Evasi 3,6 milioni: scatta la condanna

Un anno e 4 mesi (pena sospesa) a Di Menno Di Bucchianico, ordinata anche la confisca dei beni per coprire il debito dell’Iva
LANCIANO. L’evasione fiscale e le omesse ritenute per 3.606.000 euro della Virtus Lanciano 1924 costano al legale rappresentante della società sportiva, Claudio Di Menno Di Bucchianico, una condanna, con rito abbreviato a un anno e 4 mesi di reclusione, pena sospesa, da parte del giudice Andrea Belli.
Il tribunale ha ordinato che, a sentenza passata in giudicato, ci sia la confisca dei beni intestati, cointestati e nell'attuale disponibilità della società Virtus Lanciano, fino al recupero del debito. Il processo è scaturito dal mancato pagamento dell’Iva e delle ritenute da parte della Virtus della famiglia Maio finita in liquidazione da tempo, per debiti che erano oltre i 10 milioni di euro, e che continua a far parlare di sé in tribunale. La società e il suo legale rappresentante sono finiti già a processo per problemi con il fisco, che avevano avuto ripercussioni anche nell’ultimo campionato di serie B giocato dai rossoneri, quello 2015/2016, portando punti di penalizzazione in classifica costati i play out e la retrocessione. Di Menno Di Bucchianico ha avuto una condanna a sei mesi, pena sospesa, nel novembre 2017, per il mancato pagamento dell’Iva del 2013 di 657.559 euro. Sempre per evasione fiscale per il mancato pagamento dell’Iva 2012, pari a 425.775 euro, era stato anche assolto nell’ottobre 2016 perché il debito era stato estinto.
I tre nuovi procedimenti, portati avanti dal sostituto procuratore Francesco Carusi per violazioni di alcuni articoli del decreto legislativo 74 del 2000, sono stati fatti riunire dal legale Paolo Sisti in un unico fascicolo. E ieri il caso è arrivato di fronte al giudice. I procedimenti sono relativi al mancato pagamento dell’Iva del 2014 per 1.012.656 euro, del 2015 per 914.715 euro e del 2016 per 477.128 euro e omesso pagamento delle ritenute del 2015 per 710.736 euro e del 2016 per 491.253 euro. Un totale di 2.404.499 di Iva e 1.201.989 di ritenute evase: 3.606.488 euro totali. Una cifra notevole da risarcire all’Agenzia delle entrate che aveva concesso anche la rateizzazione dei pagamenti, a cui la società non ha potuto poi far fronte per via del tentativo di concordato.

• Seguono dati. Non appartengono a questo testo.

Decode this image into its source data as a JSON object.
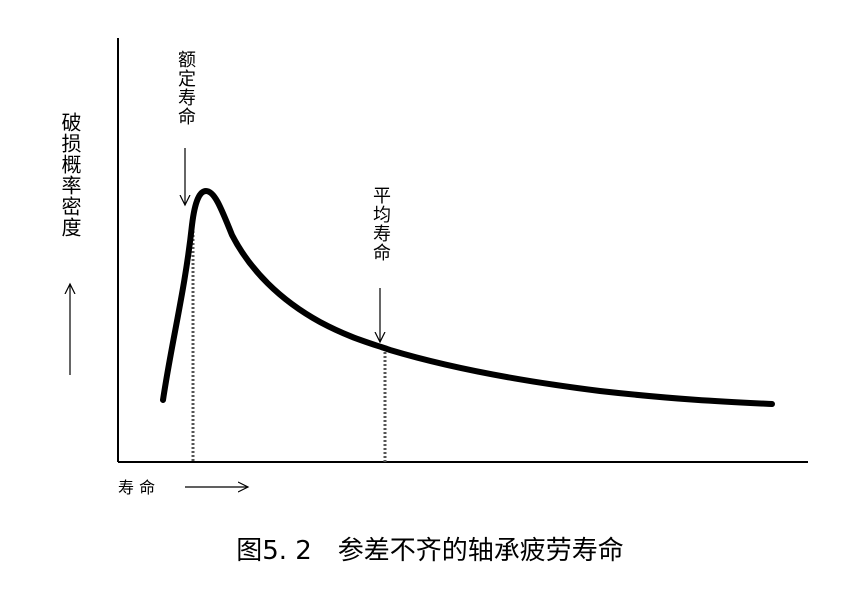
{
  "diagram": {
    "y_axis_label": "破损概率密度",
    "x_axis_label": "寿 命",
    "annotations": [
      "额定寿命",
      "平均寿命"
    ],
    "caption": "图5. 2　参差不齐的轴承疲劳寿命"
  }
}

«La Virtus Lanciano 1924 è in fase di liquidazione e sta completando il pagamento dei dipendenti e dei fornitori», spiega l’avvocato Sisti, «per quanto riguarda i debiti tributari la società ha aderito alla definizione agevolata, la rottamazione ter delle cartelle. Tra 30 giorni il giudice farà le motivazioni che valuterò per un possibile appello».